Leveraging large language models on free-text symptoms from participatory surveillance enhances pertussis forecasting in the United States
摘要
Declines in childhood vaccination in the U.S. have contributed to a resurgence of vaccine-preventable diseases, including a notable increase in pertussis cases. Traditional pertussis surveillance is limited by underdiagnosis and underreporting. Participatory surveillance systems such as Outbreaks Near Me (ONM) provide an additional population-level data stream by capturing self-reported symptoms. Although pertussis signals are difficult to detect due to low incidence and symptom overlap with other infections, ONM collects free-text descriptions that may contain pertussis-specific information. Advances in large language models (LLMs) enable the extraction of relevant signals from unstructured text to potentially improve forecasting.

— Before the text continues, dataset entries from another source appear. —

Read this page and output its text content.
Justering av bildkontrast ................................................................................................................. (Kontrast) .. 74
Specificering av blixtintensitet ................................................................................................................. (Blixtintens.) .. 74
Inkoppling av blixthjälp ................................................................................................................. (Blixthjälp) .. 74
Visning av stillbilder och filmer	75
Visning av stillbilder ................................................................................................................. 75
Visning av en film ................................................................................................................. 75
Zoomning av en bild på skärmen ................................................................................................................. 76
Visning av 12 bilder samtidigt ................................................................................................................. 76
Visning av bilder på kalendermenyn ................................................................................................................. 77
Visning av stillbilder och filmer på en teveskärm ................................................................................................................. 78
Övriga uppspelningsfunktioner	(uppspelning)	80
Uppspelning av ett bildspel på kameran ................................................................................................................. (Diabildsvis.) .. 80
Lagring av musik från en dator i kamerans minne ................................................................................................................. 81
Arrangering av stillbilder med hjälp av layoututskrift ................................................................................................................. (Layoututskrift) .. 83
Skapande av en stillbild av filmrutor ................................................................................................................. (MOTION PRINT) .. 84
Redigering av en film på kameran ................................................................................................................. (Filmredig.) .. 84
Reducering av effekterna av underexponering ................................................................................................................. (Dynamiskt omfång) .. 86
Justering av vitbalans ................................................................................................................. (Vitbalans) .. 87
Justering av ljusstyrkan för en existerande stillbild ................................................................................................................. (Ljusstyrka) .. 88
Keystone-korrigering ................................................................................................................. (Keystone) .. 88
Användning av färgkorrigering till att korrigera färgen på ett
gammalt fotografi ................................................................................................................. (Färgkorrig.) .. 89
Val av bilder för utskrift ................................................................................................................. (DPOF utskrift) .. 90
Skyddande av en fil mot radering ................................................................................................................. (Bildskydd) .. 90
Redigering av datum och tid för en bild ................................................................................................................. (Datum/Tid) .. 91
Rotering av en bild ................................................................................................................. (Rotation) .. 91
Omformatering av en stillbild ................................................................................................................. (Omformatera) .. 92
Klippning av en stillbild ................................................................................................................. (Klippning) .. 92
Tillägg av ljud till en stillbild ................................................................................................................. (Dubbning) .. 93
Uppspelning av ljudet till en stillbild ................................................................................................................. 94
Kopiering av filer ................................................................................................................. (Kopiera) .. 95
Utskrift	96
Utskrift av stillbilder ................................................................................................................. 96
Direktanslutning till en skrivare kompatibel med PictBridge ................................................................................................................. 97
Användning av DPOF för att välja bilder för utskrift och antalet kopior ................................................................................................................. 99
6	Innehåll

MethodsWe analyzed U.S. pertussis case data from the CDC and ONM reports from 2022 to 2025. ONM reports were filtered for prolonged cough without alternative diagnoses and further refined using a two-step GPT-4-based pipeline that summarized participant reports and excluded cases inconsistent with pertussis to enhance case specificity. Three datasets were created: CDC-only cases, CDC and ONM filtered cases, and CDC and ONM cases post-LLM processing. Aggregated time series were split into a training set (2022–2024) and a test set (2025, first 7 months). We trained multiple forecasting models (ARIMA, XG-Boost, and linear regression) on the 2022–2024 data, first using CDC-only data to establish a baseline. The best-performing model was then applied to the two datasets, incorporating the ONM participatory data. Performance was evaluated using Mean Absolute Error (MAE).
ResultsCDC-reported pertussis cases totaled 862 in 2022, 2,512 in 2023, 11,276 in 2024, and 5,937 in the first seven months of 2025. Of 2,741 ONM-suspected cases, 957 remained after LLM refinement. XGBoost yielded the best baseline performance (MAE 26.65). Incorporating ONM data improved performance: MAE decreased to 25.60 with filtered ONM cases and 24.69 with LLM-processed cases.
ConclusionsIntegrating LLM-processing of participatory surveillance data with traditional surveillance enhances the accuracy of pertussis outbreak forecasting. This approach introduces a novel way to leverage free-text data, offering a promising pathway to augment traditional public health surveillance systems.